Others emanate Christmas spirit by modeling a Christmas sweater. Oftentimes, the word “ugly” is used to describe such apparel, originally meant to describe the unappealing mess of a sweater that those of the older generation wore. Although, in light of modern Christmas sweater designs that pervert the images of classic Christmas icons, the adjective suits the sweaters in their entirety.

In attempt to attract the attention of those who take things lightly, countless Christmas sweaters exhibit reindeer and snowmen in sexually provocative poses. These offensive sweaters take traditional Christmas figures and distort them to be rather erotic. 

One can even find a sweater on Amazon that depicts Mrs. Claus reprimanding Santa, whose pants are down at his ankles. The sweater is adorned with the words, “Santa has been naughty.” 

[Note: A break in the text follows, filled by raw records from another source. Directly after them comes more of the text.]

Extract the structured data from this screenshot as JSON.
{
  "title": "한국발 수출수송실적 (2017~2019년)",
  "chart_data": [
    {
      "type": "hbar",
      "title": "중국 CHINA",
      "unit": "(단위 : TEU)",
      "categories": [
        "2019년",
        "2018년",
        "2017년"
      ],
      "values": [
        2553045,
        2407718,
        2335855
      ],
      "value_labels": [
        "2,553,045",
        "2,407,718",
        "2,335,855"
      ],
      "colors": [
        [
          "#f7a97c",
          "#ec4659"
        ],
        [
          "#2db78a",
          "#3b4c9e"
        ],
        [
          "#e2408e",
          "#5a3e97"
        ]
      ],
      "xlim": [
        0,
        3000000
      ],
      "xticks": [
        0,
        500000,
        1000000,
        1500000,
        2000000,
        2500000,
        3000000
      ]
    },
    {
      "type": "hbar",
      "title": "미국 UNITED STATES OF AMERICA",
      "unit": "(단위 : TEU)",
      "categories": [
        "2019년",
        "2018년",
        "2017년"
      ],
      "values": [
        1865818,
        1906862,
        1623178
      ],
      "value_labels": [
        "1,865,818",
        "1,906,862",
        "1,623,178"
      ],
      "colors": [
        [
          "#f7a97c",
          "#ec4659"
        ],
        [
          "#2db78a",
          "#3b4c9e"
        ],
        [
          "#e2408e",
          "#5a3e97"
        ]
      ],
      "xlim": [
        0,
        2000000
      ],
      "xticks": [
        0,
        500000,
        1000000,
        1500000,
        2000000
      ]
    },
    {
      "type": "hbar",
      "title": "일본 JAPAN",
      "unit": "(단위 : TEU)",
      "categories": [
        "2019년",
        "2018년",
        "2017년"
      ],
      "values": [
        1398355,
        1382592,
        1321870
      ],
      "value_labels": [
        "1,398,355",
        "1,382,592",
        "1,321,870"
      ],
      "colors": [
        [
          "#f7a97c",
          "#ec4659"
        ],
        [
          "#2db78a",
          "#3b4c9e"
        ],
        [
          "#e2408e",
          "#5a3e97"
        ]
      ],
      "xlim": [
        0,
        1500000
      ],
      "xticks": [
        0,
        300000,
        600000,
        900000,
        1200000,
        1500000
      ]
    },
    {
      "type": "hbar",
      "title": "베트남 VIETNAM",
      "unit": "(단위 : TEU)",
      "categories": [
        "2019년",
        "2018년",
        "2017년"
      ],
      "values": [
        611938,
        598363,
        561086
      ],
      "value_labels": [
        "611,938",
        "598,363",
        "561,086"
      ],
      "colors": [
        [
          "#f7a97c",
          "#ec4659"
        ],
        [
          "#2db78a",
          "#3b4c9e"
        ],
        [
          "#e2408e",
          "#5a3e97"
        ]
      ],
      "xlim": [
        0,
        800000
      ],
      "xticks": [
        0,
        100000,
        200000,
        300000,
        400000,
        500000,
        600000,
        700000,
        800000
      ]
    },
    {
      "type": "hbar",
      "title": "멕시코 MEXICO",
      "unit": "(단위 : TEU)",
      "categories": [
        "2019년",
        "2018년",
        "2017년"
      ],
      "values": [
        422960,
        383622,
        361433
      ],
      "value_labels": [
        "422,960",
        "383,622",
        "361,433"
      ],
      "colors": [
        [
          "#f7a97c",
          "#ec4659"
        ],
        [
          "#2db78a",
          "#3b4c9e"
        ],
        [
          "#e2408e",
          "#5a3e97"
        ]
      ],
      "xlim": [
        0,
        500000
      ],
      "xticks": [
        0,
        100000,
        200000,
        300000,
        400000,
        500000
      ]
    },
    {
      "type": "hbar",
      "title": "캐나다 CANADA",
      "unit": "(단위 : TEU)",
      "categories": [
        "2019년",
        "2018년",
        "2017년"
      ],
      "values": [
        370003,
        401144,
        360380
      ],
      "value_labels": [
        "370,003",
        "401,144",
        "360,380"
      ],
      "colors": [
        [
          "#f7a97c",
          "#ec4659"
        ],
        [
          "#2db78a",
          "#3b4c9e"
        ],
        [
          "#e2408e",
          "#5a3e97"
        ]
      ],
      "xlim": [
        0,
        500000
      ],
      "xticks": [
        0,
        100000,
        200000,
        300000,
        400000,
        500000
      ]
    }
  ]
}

Sexual undertones are a popular theme throughout the designs of homemade Christmas sweaters, as well.  Favored by a pair of individuals of opposite sexes are sweaters that say, “Jingle my bells” and “Feel the joy.”

Furthermore, sweaters that say, “On The Naughty List” can be found throughout the nation at local Target stores. This sweater promotes all things that could be categorized as “bad behavior.”

In addition to that specific sweater design, Target trivializes an anxiety disorder on one of the Christmas sweaters it is selling this season.  The sweater makes light of OCD, also known as Obsessive Compulsive Disorder, by referring to the disorder as “Obsessive Christmas Disorder.”

Upon the sight of the sweater, many have openly expressed their distaste for it on Twitter.

“As someone with OCD, I’d really appreciate it if you don’t sell my illness as a fashion statement,” said Reign Murphy. 

Despite the backlash received from putting this particular sweater on the market, Target does not plan to discontinue the product, although, they apologize for any discomfort, due to the fact that it was never their intention to “offend [their] guests.”

The New York Daily News constructed a survey, asking whether or not “Obsessive Christmas Disorder” sweaters should be considered inappropriate. The majority opinion revealed that several individuals believe these sweaters are harmless, due to the fact that they are “just sweaters.” 

The question to ask oneself is as follows: Do these Christmas sweaters appropriately depict one’s Christmas spirit, or is it offensive to wear such apparel?